Ecrit par Catherine Dutigny/Elsa 26.05.15 dans La Une Livres, Les Livres, Critiques, Nouvelles, USA, Christian Bourgois

La fête des corbeaux, mai 2015, traduit de l’anglais (USA) par Éric Chédaille, 336 pages, 20 €

Ecrivain(s): Thomas McGuane Edition: Christian Bourgois

La fête des corbeaux, Thomas McGuane

 

La fête des corbeaux, ce sont dix-sept nouvelles et autant de superbes pochades dans lesquelles Thomas McGuane déroule les fils emmêlés des rapports des liens du sang. Rapports dont la haute toxicité façonne des êtres qui subissent, se plient passivement aux désirs des figures parentales ou tentent de s’en échapper, le plus souvent en vain, par manque de confiance et surtout d’estime de soi. Une toxicité qui se transmet inéluctablement de génération en génération, empoisonne et emprisonne les couples, détruit les enfants, fait se dissoudre les rapports amicaux et conduit les anciens, faute de solidarité, vers l’asile ou la maison de retraite. Dix-sept tranches de vies déliquescentes.

La perversité à peine voilée des relations à l’intérieur des couples, l’absence de communication véritable, les jeux malsains de pouvoir au sein de ces binômes, s’exercent avec une saisissante acuité dans nombre de ces nouvelles. Prise à témoin ou plutôt comme otage, la descendance morfle et trouve des aménagements pour survivre. Ainsi dans la première histoire, Un problème de poids, le narrateur déclare : Je ne manque pas d’affection pour mes parents, mais ces deux-là sont enfermés dans quelque chose d’exclusif au point d’être hermétiquement clos à tous les autres, y compris moi-même (p.21).

Pourtant, il accepte de rentrer dans leur jeu, de rester leur complice et finit par concéder au terme de la nouvelle : Je n’ai pas véritablement à me plaindre de la manière dont j’ai été élevé. Autocentrés comme ils l’étaient, mes parents ne savaient jamais où j’étais, si bien que je jouissais d’une grande liberté. On m’a demandé si j’ai été abîmé par cette vie de famille, et la réponse est un non mitigé (p.27).

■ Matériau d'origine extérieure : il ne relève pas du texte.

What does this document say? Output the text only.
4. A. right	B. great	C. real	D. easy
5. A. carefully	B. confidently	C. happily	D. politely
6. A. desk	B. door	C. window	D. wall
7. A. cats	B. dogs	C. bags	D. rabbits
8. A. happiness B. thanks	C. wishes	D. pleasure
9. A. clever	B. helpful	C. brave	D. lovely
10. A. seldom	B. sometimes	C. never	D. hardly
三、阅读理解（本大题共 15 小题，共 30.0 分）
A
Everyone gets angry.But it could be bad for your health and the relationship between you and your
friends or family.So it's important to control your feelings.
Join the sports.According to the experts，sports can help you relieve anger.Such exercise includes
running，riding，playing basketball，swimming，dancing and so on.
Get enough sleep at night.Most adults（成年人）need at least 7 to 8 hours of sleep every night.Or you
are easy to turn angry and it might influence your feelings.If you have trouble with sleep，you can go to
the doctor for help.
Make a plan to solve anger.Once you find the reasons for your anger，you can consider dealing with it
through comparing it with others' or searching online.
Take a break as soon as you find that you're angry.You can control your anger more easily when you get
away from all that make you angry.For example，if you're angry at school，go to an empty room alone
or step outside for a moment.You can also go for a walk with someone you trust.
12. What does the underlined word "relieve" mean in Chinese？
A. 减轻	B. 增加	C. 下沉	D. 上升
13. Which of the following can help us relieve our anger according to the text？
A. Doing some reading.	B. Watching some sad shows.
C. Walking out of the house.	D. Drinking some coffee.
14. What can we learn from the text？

Ce non mitigé résume à lui seul l’essence et le fil rouge du recueil, à l’exception d’Une fille de la prairie,où l’héroïne, une ancienne prostituée, prend avec courage, mais également esprit de revanche, sa destinée en main. Pour le reste, il faudra composer avec l’absence de révolte, la complicité passive, les regrets tardifs, le regard plus ou moins détaché sur les petites manœuvres destinées à nuire ou se venger, sur les secrets « honteux » qui se dévoilent au gré d’une démence sénile, sur les lâchetés noyées dans les cocktails.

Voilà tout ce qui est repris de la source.